Los antecedentes se componen de los datos de todas las partes que intervienen: el técnico que redacta el informe, el propietario, las deficiencias constructivas, etc. Los fundamentos son el apartado en el que se realiza una descripción general de la inspección realizada en el inmueble, con lo que se observa sin entrar en ningún tipo de valoración e indicando los documentos que hayan sido proporcionados, como las escrituras, el catastro, etc.
Sigue una valoración técnica que se lleva a cabo desde el punto de vista técnico, enumerando por orden lógico los defectos y las patologías que se encuentren en la inspección y el análisis previos, el origen y la causa de los defectos de construcción. A continuación se exponen las conclusiones o el dictamen pericial en el que se asevera con seguridad el origen o la causa de los daños y la reparación que se recomienda.
Añadir un reportaje fotográfico es fundamental para documentar el informe e ilustrar con imágenes la exposición. Si el informe solicitado requiere un cálculo de los costes, hay que añadir una medición de cada trabajo a realizar para subsanar las deficiencias detectadas en el inmueble para aplicarle, posteriormente, a cada partida el precio obtenido en el presupuesto total.
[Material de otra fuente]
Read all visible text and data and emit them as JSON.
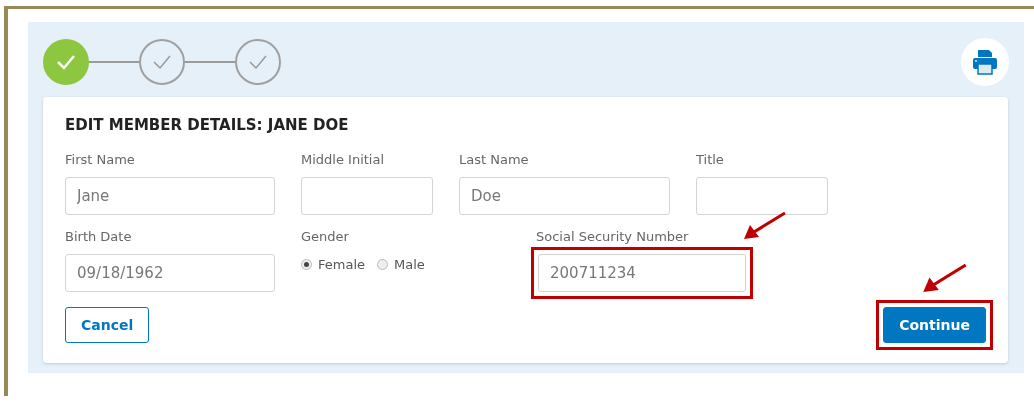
{
  "steps": [
    {
      "completed": true
    },
    {
      "completed": false
    },
    {
      "completed": false
    }
  ],
  "form": {
    "title": "EDIT MEMBER DETAILS: JANE DOE",
    "row_1": [
      {
        "label": "First Name",
        "value": "Jane"
      },
      {
        "label": "Middle Initial"
      },
      {
        "label": "Last Name",
        "value": "Doe"
      },
      {
        "label": "Title"
      }
    ],
    "birth_date": {
      "label": "Birth Date",
      "value": "09/18/1962"
    },
    "gender": {
      "label": "Gender",
      "options": [
        {
          "label": "Female",
          "selected": true
        },
        {
          "label": "Male",
          "selected": false
        }
      ]
    },
    "ssn": {
      "label": "Social Security Number",
      "value": "200711234",
      "highlighted": true
    }
  },
  "buttons": {
    "cancel": {
      "label": "Cancel"
    },
    "continue": {
      "label": "Continue",
      "highlighted": true
    }
  }
}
Hay que incluir licencias, permisos, proyectos e impuestos.
Ahora que conocemos los dos tipos de informe, podemos entender que, aunque se utilizan de forma sinónima, las diferencias son bastante importantes. El informe técnico tiene un carácter informativo y consultivo con la finalidad de analizar una situación y ofrecer unas conclusiones profesionales. El informe pericial, sin embargo, se elabora con fines judiciales y puede ser defendido por el técnico ante los tribunales. En cualquiera de los casos, es indispensable que la documentación sea redactada por un profesional cualificado que, además, tenga la experiencia necesaria en la materia.